Im Vergleich zum Vorjahr sank die Zahl der irregulären Einreisen um 24 %. Die Route über den Atlantik bleibt jedoch die meistgenutzte. Gleichzeitig verschärft die EU ihre Asylpolitik.
Nach einem Rekordjahr 2024 verzeichnet Spanien im ersten Abschnitt des Jahres 2025 einen deutlichen Rückgang bei der irregulären Migration. Zwischen dem 1. Januar und dem 15. April sind rund 13.000 Menschen ohne gültige Einreisedokumente ins Land gelangt – das entspricht einem Rückgang von 24 % im Vergleich zum Vorjahreszeitraum.

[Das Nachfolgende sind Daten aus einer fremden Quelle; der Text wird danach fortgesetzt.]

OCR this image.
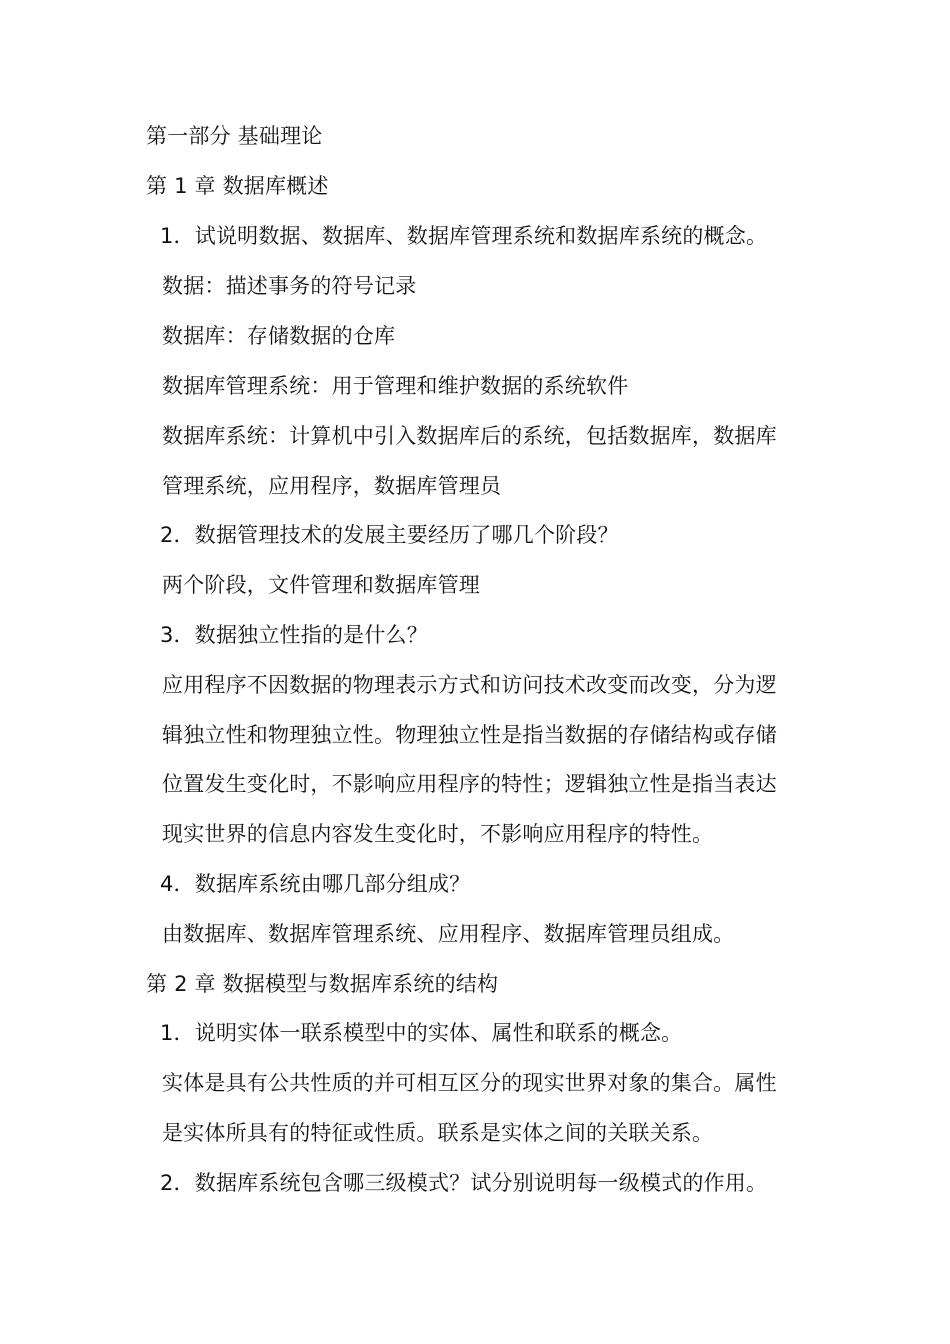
第一部分 基础理论
第 1 章 数据库概述
1．试说明数据、数据库、数据库管理系统和数据库系统的概念。
数据：描述事务的符号记录
数据库：存储数据的仓库
数据库管理系统：用于管理和维护数据的系统软件
数据库系统：计算机中引入数据库后的系统，包括数据库，数据库
管理系统，应用程序，数据库管理员
2．数据管理技术的发展主要经历了哪几个阶段？
两个阶段，文件管理和数据库管理
3．数据独立性指的是什么？
应用程序不因数据的物理表示方式和访问技术改变而改变，分为逻
辑独立性和物理独立性。物理独立性是指当数据的存储结构或存储
位置发生变化时，不影响应用程序的特性；逻辑独立性是指当表达
现实世界的信息内容发生变化时，不影响应用程序的特性。
4．数据库系统由哪几部分组成？
由数据库、数据库管理系统、应用程序、数据库管理员组成。
第 2 章 数据模型与数据库系统的结构
1．说明实体一联系模型中的实体、属性和联系的概念。
实体是具有公共性质的并可相互区分的现实世界对象的集合。属性
是实体所具有的特征或性质。联系是实体之间的关联关系。
2．数据库系统包含哪三级模式？试分别说明每一级模式的作用。
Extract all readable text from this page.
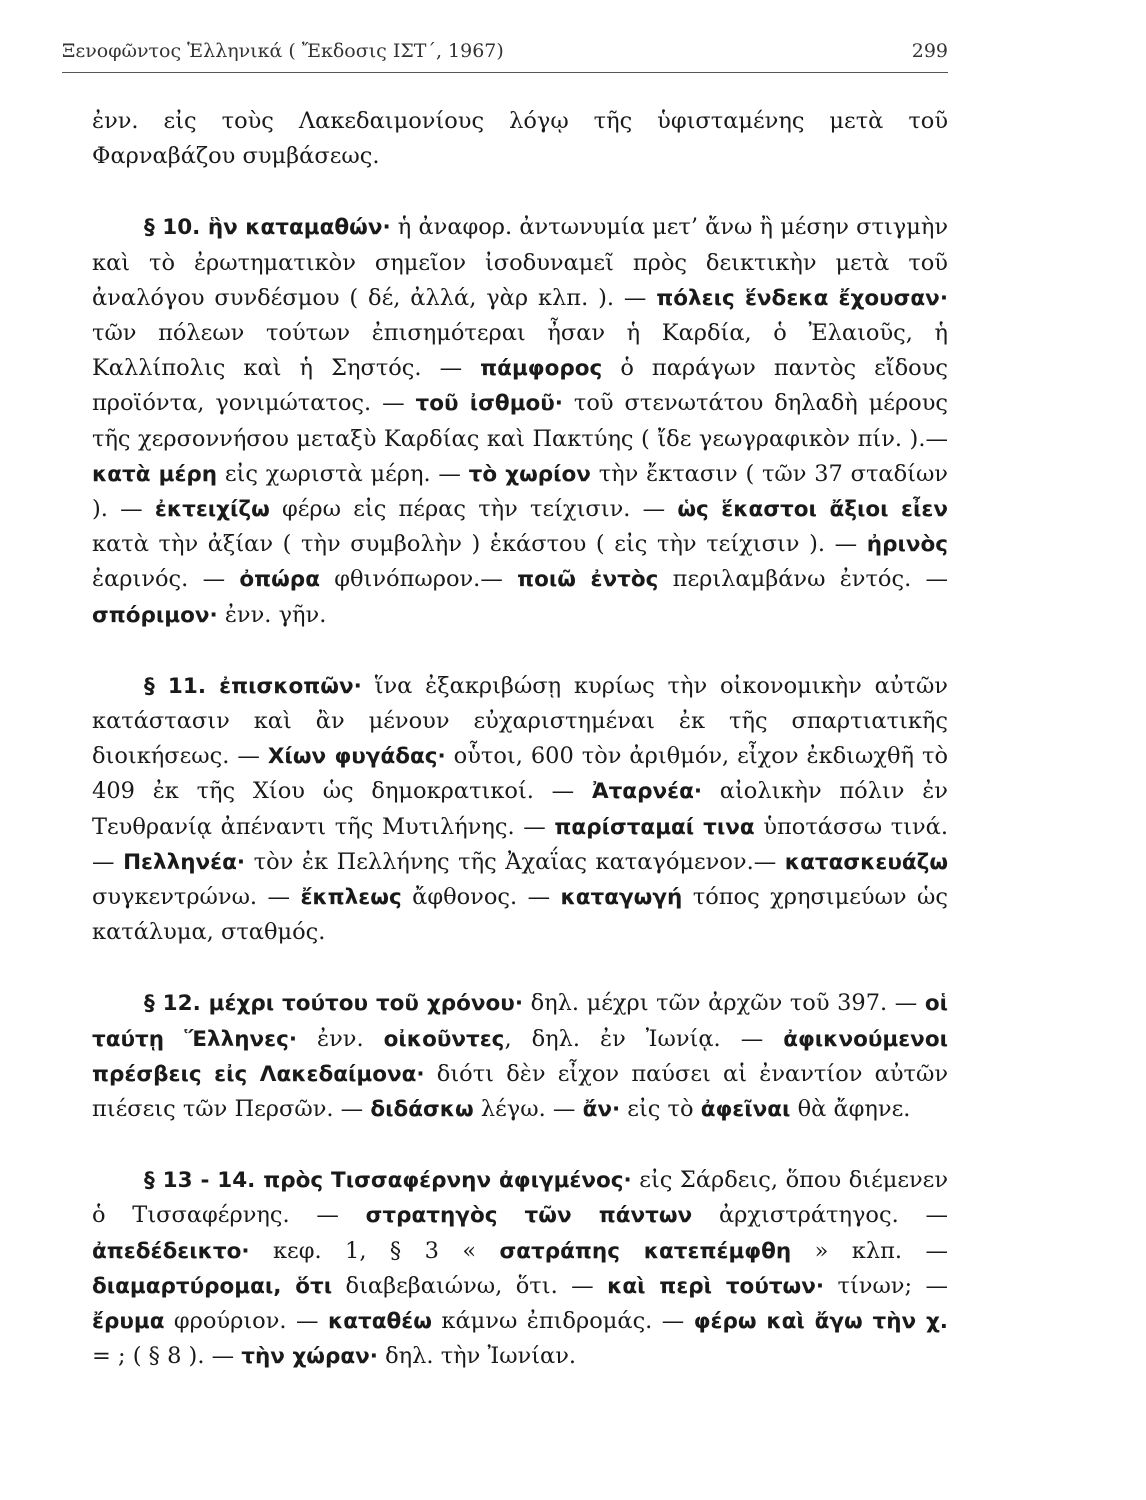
Ξενοφῶντος Ἑλληνικά ( Ἔκδοσις ΙΣΤ΄, 1967)	299

ἐνν. εἰς τοὺς Λακεδαιμονίους λόγῳ τῆς ὑφισταμένης μετὰ τοῦ Φαρναβάζου συμβάσεως.

§ 10. ἣν καταμαθών· ἡ ἀναφορ. ἀντωνυμία μετ’ ἄνω ἢ μέσην στιγμὴν καὶ τὸ ἐρωτηματικὸν σημεῖον ἰσοδυναμεῖ πρὸς δεικτικὴν μετὰ τοῦ ἀναλόγου συνδέσμου ( δέ, ἀλλά, γὰρ κλπ. ). — πόλεις ἕνδεκα ἔχουσαν· τῶν πόλεων τούτων ἐπισημότεραι ἦσαν ἡ Καρδία, ὁ Ἐλαιοῦς, ἡ Καλλίπολις καὶ ἡ Σηστός. — πάμφορος ὁ παράγων παντὸς εἴδους προϊόντα, γονιμώτατος. — τοῦ ἰσθμοῦ· τοῦ στενωτάτου δηλαδὴ μέρους τῆς χερσοννήσου μεταξὺ Καρδίας καὶ Πακτύης ( ἴδε γεωγραφικὸν πίν. ).—κατὰ μέρη εἰς χωριστὰ μέρη. — τὸ χωρίον τὴν ἔκτασιν ( τῶν 37 σταδίων ). — ἐκτειχίζω φέρω εἰς πέρας τὴν τείχισιν. — ὡς ἕκαστοι ἄξιοι εἶεν κατὰ τὴν ἀξίαν ( τὴν συμβολὴν ) ἑκάστου ( εἰς τὴν τείχισιν ). — ἠρινὸς ἐαρινός. — ὀπώρα φθινόπωρον.— ποιῶ ἐντὸς περιλαμβάνω ἐντός. — σπόριμον· ἐνν. γῆν.

§ 11. ἐπισκοπῶν· ἵνα ἐξακριβώσῃ κυρίως τὴν οἰκονομικὴν αὐτῶν κατάστασιν καὶ ἂν μένουν εὐχαριστημέναι ἐκ τῆς σπαρτιατικῆς διοικήσεως. — Χίων φυγάδας· οὗτοι, 600 τὸν ἀριθμόν, εἶχον ἐκδιωχθῆ τὸ 409 ἐκ τῆς Χίου ὡς δημοκρατικοί. — Ἀταρνέα· αἰολικὴν πόλιν ἐν Τευθρανίᾳ ἀπέναντι τῆς Μυτιλήνης. — παρίσταμαί τινα ὑποτάσσω τινά. — Πελληνέα· τὸν ἐκ Πελλήνης τῆς Ἀχαΐας καταγόμενον.— κατασκευάζω συγκεντρώνω. — ἔκπλεως ἄφθονος. — καταγωγή τόπος χρησιμεύων ὡς κατάλυμα, σταθμός.

§ 12. μέχρι τούτου τοῦ χρόνου· δηλ. μέχρι τῶν ἀρχῶν τοῦ 397. — οἱ ταύτῃ Ἕλληνες· ἐνν. οἰκοῦντες, δηλ. ἐν Ἰωνίᾳ. — ἀφικνούμενοι πρέσβεις εἰς Λακεδαίμονα· διότι δὲν εἶχον παύσει αἱ ἐναντίον αὐτῶν πιέσεις τῶν Περσῶν. — διδάσκω λέγω. — ἄν· εἰς τὸ ἀφεῖναι θὰ ἄφηνε.

§ 13 - 14. πρὸς Τισσαφέρνην ἀφιγμένος· εἰς Σάρδεις, ὅπου διέμενεν ὁ Τισσαφέρνης. — στρατηγὸς τῶν πάντων ἀρχιστράτηγος. — ἀπεδέδεικτο· κεφ. 1, § 3 « σατράπης κατεπέμφθη » κλπ. — διαμαρτύρομαι, ὅτι διαβεβαιώνω, ὅτι. — καὶ περὶ τούτων· τίνων; — ἔρυμα φρούριον. — καταθέω κάμνω ἐπιδρομάς. — φέρω καὶ ἄγω τὴν χ. = ; ( § 8 ). — τὴν χώραν· δηλ. τὴν Ἰωνίαν.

Trotz des Rückgangs bleibt der Inselarchipel der Kanaren das Hauptziel: 166 Boote mit insgesamt mehr als 10.000 Migrantinnen und Migranten erreichten bislang die Küsten der Inseln. Allein auf El Hierro wurde kürzlich ein Boot mit 64 Personen, darunter drei Minderjährige, registriert.
EU verschärft Asylpolitik: Mehr „sichere Herkunftsländer“
Zeitgleich mit der Veröffentlichung der aktuellen Zahlen hat die Europäische Union ihre Liste sogenannter „sicherer Herkunftsstaaten“ erweitert – eine Entscheidung, die den Zugang zum Asylverfahren für viele Betroffene erschwert. Neu auf der Liste: Kosovo, Bangladesch, Kolumbien, Ägypten, Indien, Marokko und Tunesien.
Diese Einstufung bedeutet, dass Asylanträge von Menschen aus diesen Ländern geringere Erfolgschancen haben. Menschenrechtsorganisationen kritisieren die Maßnahme scharf und warnen vor der Gefahr, echte Schutzbedürftige unrechtmäßig abzuweisen.
2024: Rekordzahlen und ein tödlicher Kurs über den Atlantik
Im Rückblick zeigt sich, wie drastisch die Lage im Jahr 2024 war: Mit 63.970 irregulären Einreisen wurde fast der bisherige Höchststand von 2018 erreicht. Im Vergleich zu 2023 stiegen die Zahlen um 12,5 %.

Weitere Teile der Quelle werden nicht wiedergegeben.